The two busses have much in common. Both have Task and Subtask lines, on which the memory presents the task and subtask involved in the transport about to begin and a Next signal used for synchronization. The Fout bus has a Fault line which is high at the time the last word of the transaction is delivered if there was a memory fault during the fetch (other than a corrected single error).

Both data busses are 18 bits wide: 16 data bits, numbered 0..15, and two byte partiy bits, numbered 16 (bits 0..7) and 17 (bits 8..15). The parity bits have the same timing as the data bits. A device is invited to check the parity of data on Fin, and is required to generate parity for data on Fout.

The normal interface between a device and its task involves one wakeup for each munch transferred.

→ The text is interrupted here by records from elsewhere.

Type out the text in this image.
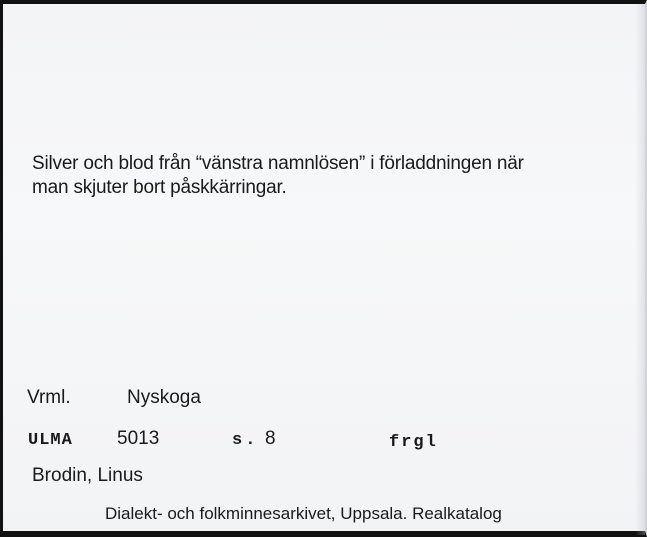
Silver och blod från “vänstra namnlösen” i förladdningen när
man skjuter bort påskkärringar.
Vrml.	Nyskoga
ULMA 5013	s. 8	frgl
Brodin, Linus
Dialekt- och folkminnesarkivet, Uppsala. Realkatalog
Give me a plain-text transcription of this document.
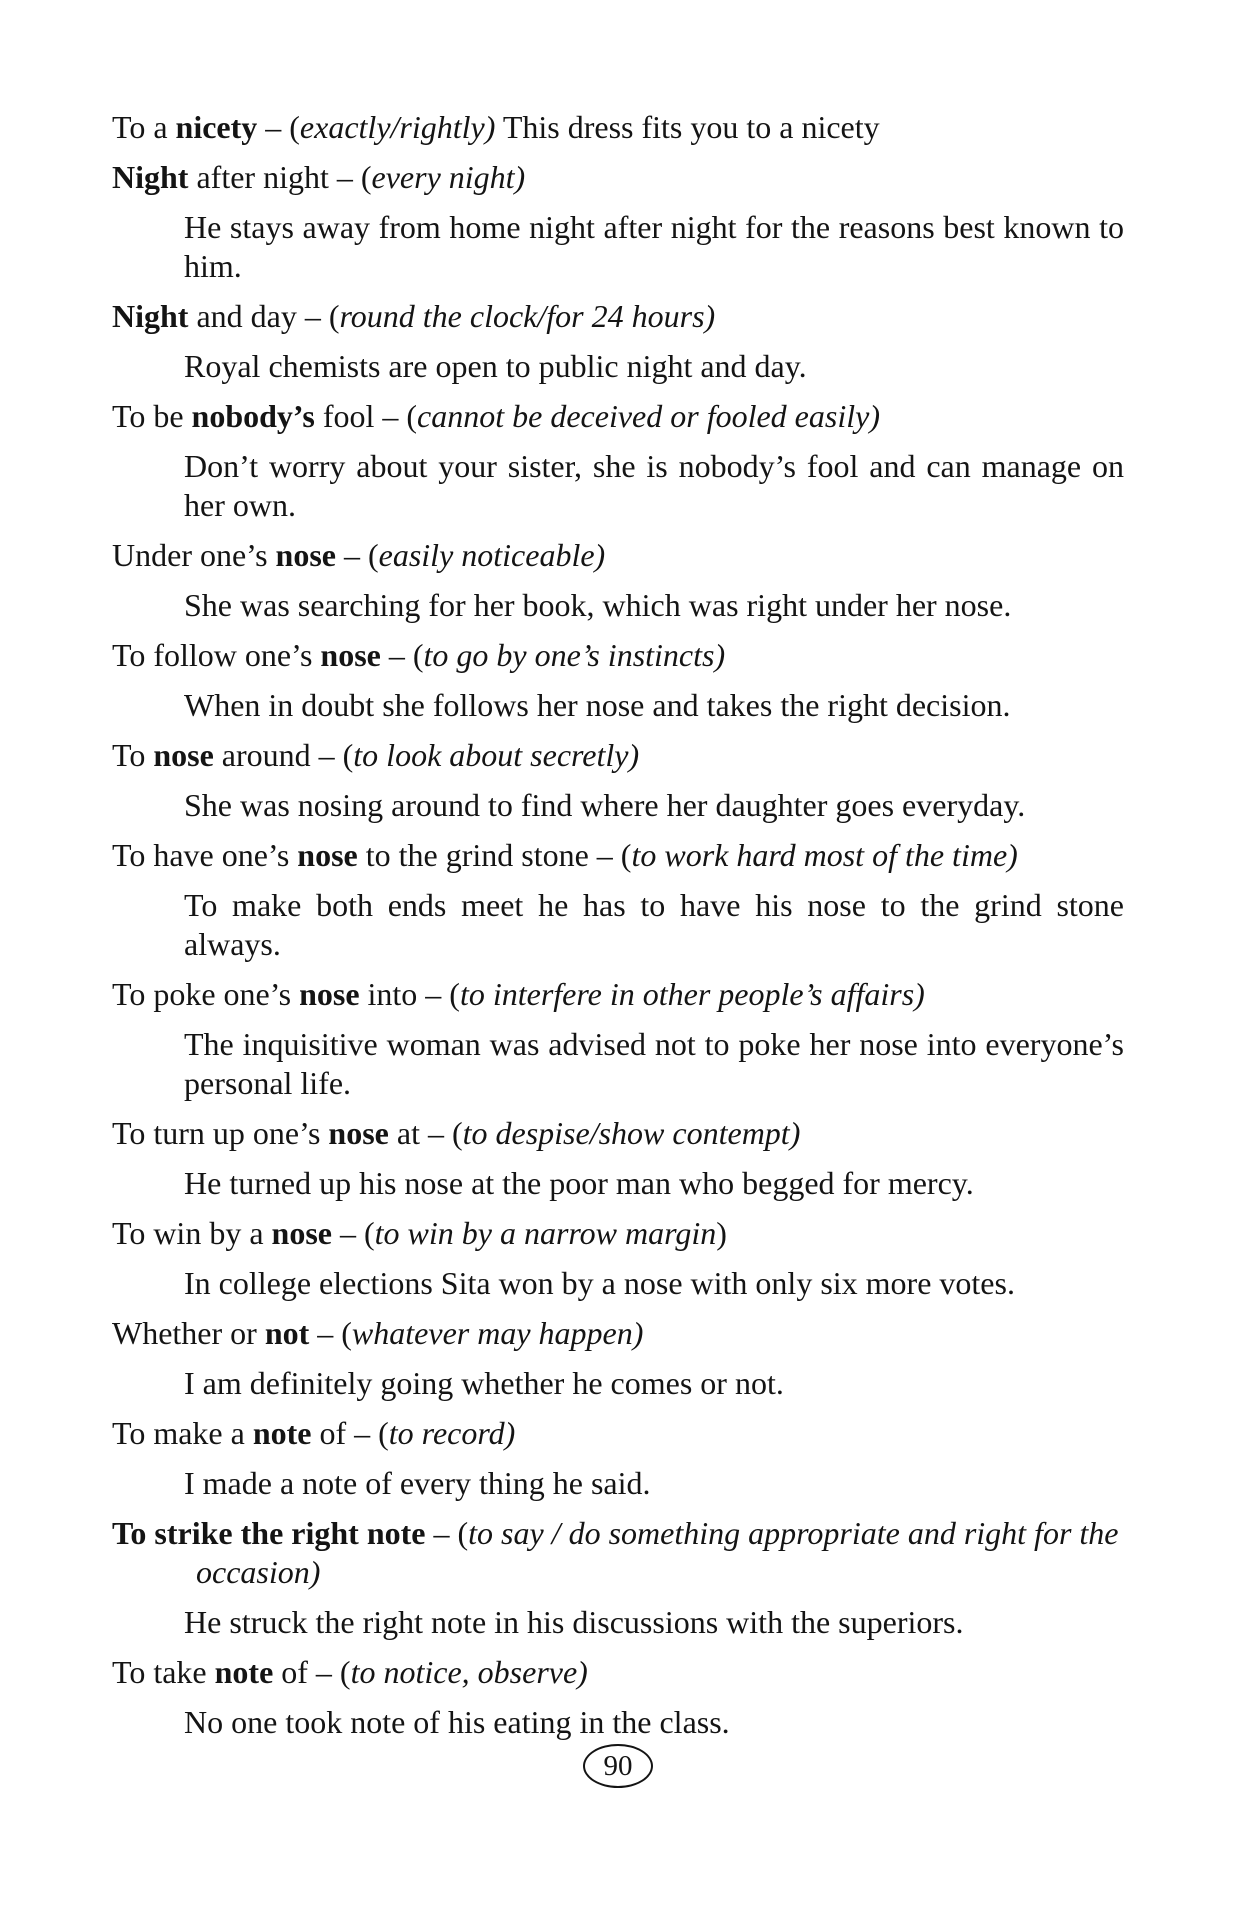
To a nicety – (exactly/rightly) This dress fits you to a nicety
Night after night – (every night)
He stays away from home night after night for the reasons best known to him.
Night and day – (round the clock/for 24 hours)
Royal chemists are open to public night and day.
To be nobody’s fool – (cannot be deceived or fooled easily)
Don’t worry about your sister, she is nobody’s fool and can manage on her own.
Under one’s nose – (easily noticeable)
She was searching for her book, which was right under her nose.
To follow one’s nose – (to go by one’s instincts)
When in doubt she follows her nose and takes the right decision.
To nose around – (to look about secretly)
She was nosing around to find where her daughter goes everyday.
To have one’s nose to the grind stone – (to work hard most of the time)
To make both ends meet he has to have his nose to the grind stone always.
To poke one’s nose into – (to interfere in other people’s affairs)
The inquisitive woman was advised not to poke her nose into everyone’s personal life.
To turn up one’s nose at – (to despise/show contempt)
He turned up his nose at the poor man who begged for mercy.
To win by a nose – (to win by a narrow margin)
In college elections Sita won by a nose with only six more votes.
Whether or not – (whatever may happen)
I am definitely going whether he comes or not.
To make a note of – (to record)
I made a note of every thing he said.
To strike the right note – (to say / do something appropriate and right for the occasion)
He struck the right note in his discussions with the superiors.
To take note of – (to notice, observe)
No one took note of his eating in the class.
90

The device must keep track of the number of wakeups it has issued, since data may not arrive from storage for several microseconds, but there is no way to stop the data from arriving once the task has started the memory reference.

Suppose that the highest priority fast io task issues its wakeup request at t0; then it will execute its first instruction at t4. Some other task can cache fault with clean victim in the cycle starting at t0, and another task can cache fault with dirty victim in the cycle starting at t2. The first reference gives rise to one storage reference and the second to two storage references; each of these three storage references takes 8 cycles to handle, so the fast io reference will not begin for about 24 cycles. From the time it begins until the last data word is delivered to the device is 23.5 cycles, for a total of 47.5 cycles, to which 2 cycles must be added for the time between the wakeup and the first executed instruction. In this situation, the transport is not finished until 49.5 cycles after the wakeup. Lower priority tasks are delayed by an additional 8 cycles for each reference which might be made by a higher priority task.

The above is one possible worst case. Another is the execution time of higher priority tasks; a wakeup might be delayed by sum of the longest normal execution of the fault task and of other higher priority tasks. The fault task execution time is presently unknown.

All these numbers assume that a reference can be started every 8 cycles. If successive references are to 4k modules, however, they can happen only every 13 cycles, and the calculations must be adjusted accordingly. Also, data is returned from a 4k module 3.5 cycles later.